How to speed up a script to full speed in python?

Question

How to speed up a script to full speed in python?

Asked 7 years, 6 months ago

Viewed 2,432 times

4

I was playing with a method to approximate the PI number and I realized that the code runs very slowly in the Python 3.6 interpreter, and the process is only using 30% of the processor.

There would be a way to run this script in full swing?

from math import sqrt
from random import random

piavg = 0
samples = 10000
scale = 1000
progress = 0
debug_rate = 5
debug_clock = 0



def pis (scale):
    pi = 0
    points = []
    for i in range(scale):
        points.append([random(),random()])
    for p in points:
        if sqrt(p[0] ** 2 + p[1] ** 2) <= 1:
            pi += 1
    pi /= scale
    pi *= 4
    return pi
for i in range(samples):
    cpi = pis(scale)
    progress += 1/samples*100
    if debug_rate > 0 and debug_clock == 0:
        print(str(int(progress)) + "%  encontrado: " + str(cpi))
        debug_clock = debug_rate
    piavg += cpi
    debug_clock -= 1
piavg /= samples

print (piavg)

3 answers

5

Without analyzing your code in depth, just pounding your eye really quickly, I’ve already noticed a critical point that can be easily improved: the call of sqrt for the calculation of the "distance".

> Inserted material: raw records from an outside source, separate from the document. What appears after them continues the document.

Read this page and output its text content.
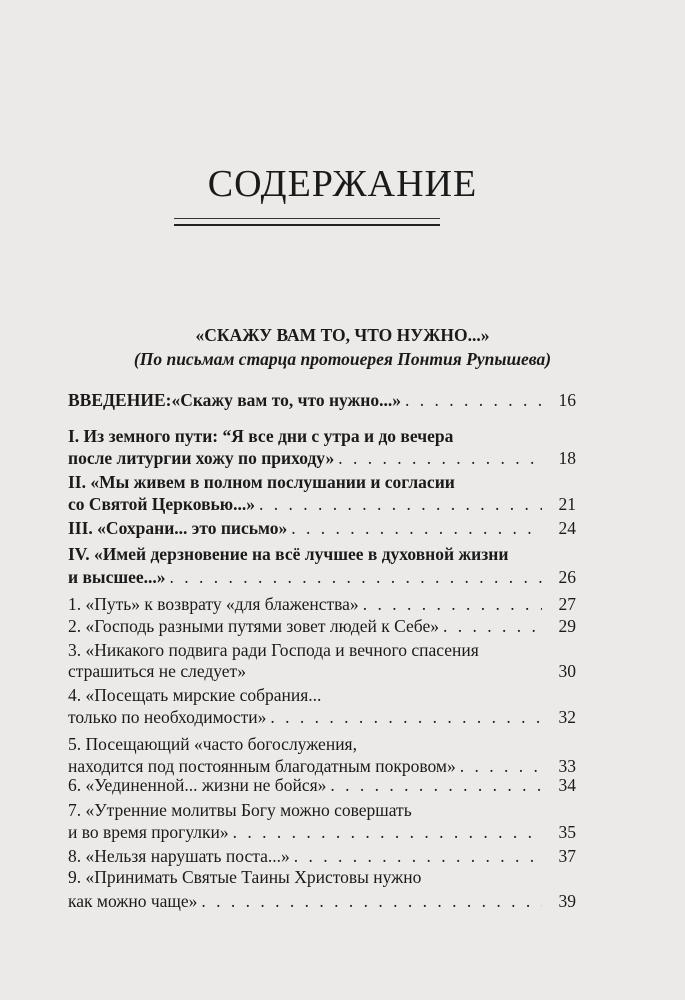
СОДЕРЖАНИЕ
«СКАЖУ ВАМ ТО, ЧТО НУЖНО...»
(По письмам старца протоиерея Понтия Рупышева)
ВВЕДЕНИЕ:«Скажу вам то, что нужно...» . . .	16
I. Из земного пути: “Я все дни с утра и до вечера
после литургии хожу по приходу» . . .	18
II. «Мы живем в полном послушании и согласии
со Святой Церковью...» . . .	21
III. «Сохрани... это письмо» . . .	24
IV. «Имей дерзновение на всё лучшее в духовной жизни
и высшее...» . . .	26
1. «Путь» к возврату «для блаженства» . . .	27
2. «Господь разными путями зовет людей к Себе» . . .	29
3. «Никакого подвига ради Господа и вечного спасения
страшиться не следует»	30
4. «Посещать мирские собрания...
только по необходимости» . . .	32
5. Посещающий «часто богослужения,
находится под постоянным благодатным покровом» . . .	33
6. «Уединенной... жизни не бойся» . . .	34
7. «Утренние молитвы Богу можно совершать
и во время прогулки» . . .	35
8. «Нельзя нарушать поста...» . . .	37
9. «Принимать Святые Таины Христовы нужно
как можно чаще» . . .	39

The calculation of the square root is quite costly, and you do it very often. If you avoid it, it will greatly increase the performance of your algorithm. In your case it is quite simple because your comparison is with the value 1, whose power of 2 is 1! So just take the call from sqrt (if compared with another value, you would use its power in comparison).

With that only change in the code, the execution time already falls by half (I also used the time measurement method suggested by colleague @Miguel in his answer).

. . .
def pis (scale):
    pi = 0
    points = []
    for i in range(scale):
        points.append([random(),random()])
    for p in points:
        if (p[0] * p[0] + p[1] * p[1]) <= 1: # <=== Alteração aqui
            pi += 1
    pi /= scale
    pi *= 4
    return pi
. . .

Here in my tests, the execution of its original code took approximately 14.5 seconds and produced:

. . .
99%  encontrado: 3.188
99%  encontrado: 3.108
99%  encontrado: 3.128
99%  encontrado: 3.008
3.1419439999999845

While the execution with the aforementioned amendment took approximately 8.6 seconds and produced:

. . .
99%  encontrado: 3.032
99%  encontrado: 3.208
99%  encontrado: 3.144
99%  encontrado: 3.176
3.1421183999999878

P.S.: This is just one of the points I found most critical for the performance. But it is also worth following the guidelines of our colleague Miguel in his answer.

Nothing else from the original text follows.